If you’ve ever watched CSI or a comparable detective or crime scene show, you know that fingerprints are the holy grail of everything, can be picked up as partials off of thin-air, are always found in AFIS and belong to a person of interest. You probably also know that most of that is just Hollywood magic, but thanks to new, real-life technology from Paul Yates and his colleagues at Intelligent Fingerprinting, fingerprints can now be used for drug testing. What’s more, the results are available in a matter of minutes.
As it turns out, if you are on drugs, you sweat out evidence in your fingerprints. Granted, you won’t be sweating out the actual drugs, but rather unique, broken-down by-products. The exact amounts are minuscule, but with this technology, that information can be used to determine if the finger’s owner has been using or is currently under the influence of drugs like nicotine, cannabis, cocaine and even methadone.
The new scanning technology works by coating the fingerprint residue with gold nanoparticles covered in antibodies. The antibodies will then stick to certain metabolites (byproducts of drugs, specifically) at which point a dye will highlight the metabolites the antibodies have singled out and bam, quick and easy drug testing.
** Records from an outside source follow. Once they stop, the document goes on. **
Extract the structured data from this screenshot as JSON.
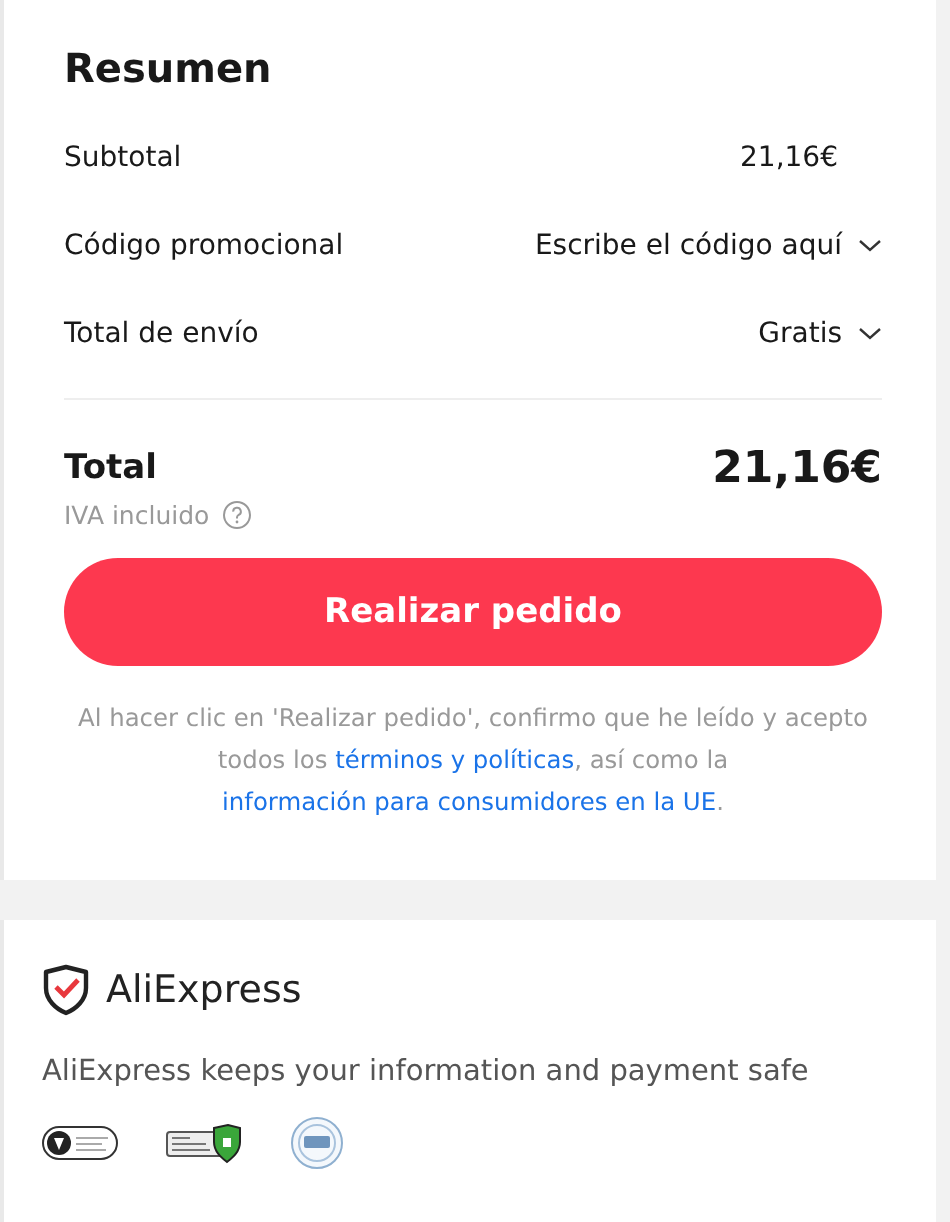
{
  "summary": {
    "title": "Resumen",
    "rows": [
      {
        "label": "Subtotal",
        "value": "21,16€",
        "kind": "plain"
      },
      {
        "label": "Código promocional",
        "value": "Escribe el código aquí",
        "kind": "dropdown"
      },
      {
        "label": "Total de envío",
        "value": "Gratis",
        "kind": "dropdown"
      }
    ],
    "total": {
      "label": "Total",
      "value": "21,16€",
      "tax_note": "IVA incluido"
    },
    "button": "Realizar pedido",
    "legal": [
      {
        "kind": "text",
        "text": "Al hacer clic en 'Realizar pedido', confirmo que he leído y acepto todos los "
      },
      {
        "kind": "link",
        "text": "términos y políticas"
      },
      {
        "kind": "text",
        "text": ", así como la "
      },
      {
        "kind": "link",
        "text": "información para consumidores en la UE"
      },
      {
        "kind": "text",
        "text": "."
      }
    ]
  },
  "trust": {
    "brand": "AliExpress",
    "tagline": "AliExpress keeps your information and payment safe"
  }
}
Naturally, technology stands to absolutely revolutionize on-site drug testing practices much in the way the breathalyzer did. You leave fingerprints everywhere all the time, which would severely limits an individual’s ability to claim that they are private, which makes the test difficult to refuse. By the same logic, fingerprinting is decidedly less invasive than any other sobriety tests which currently involve playing Simon says, having a device stuck in your mouth or having a needle stuck in your arm, and it has a proven form of identification built right in. And all that is to say nothing of the ability to provide convenient, definitive, on-the-spot evidence of cannabis intoxication, something that is nigh-impossible with current technology.
The new tech was only recently announced at the ULC International Crime Science Conference last week and there’s little information to be had about the technologies mobility or price, but the potential applications are myriad. Better get on the straight and narrow right-quick, because as it turns out there’s a wealth of information in even a fleeting touch.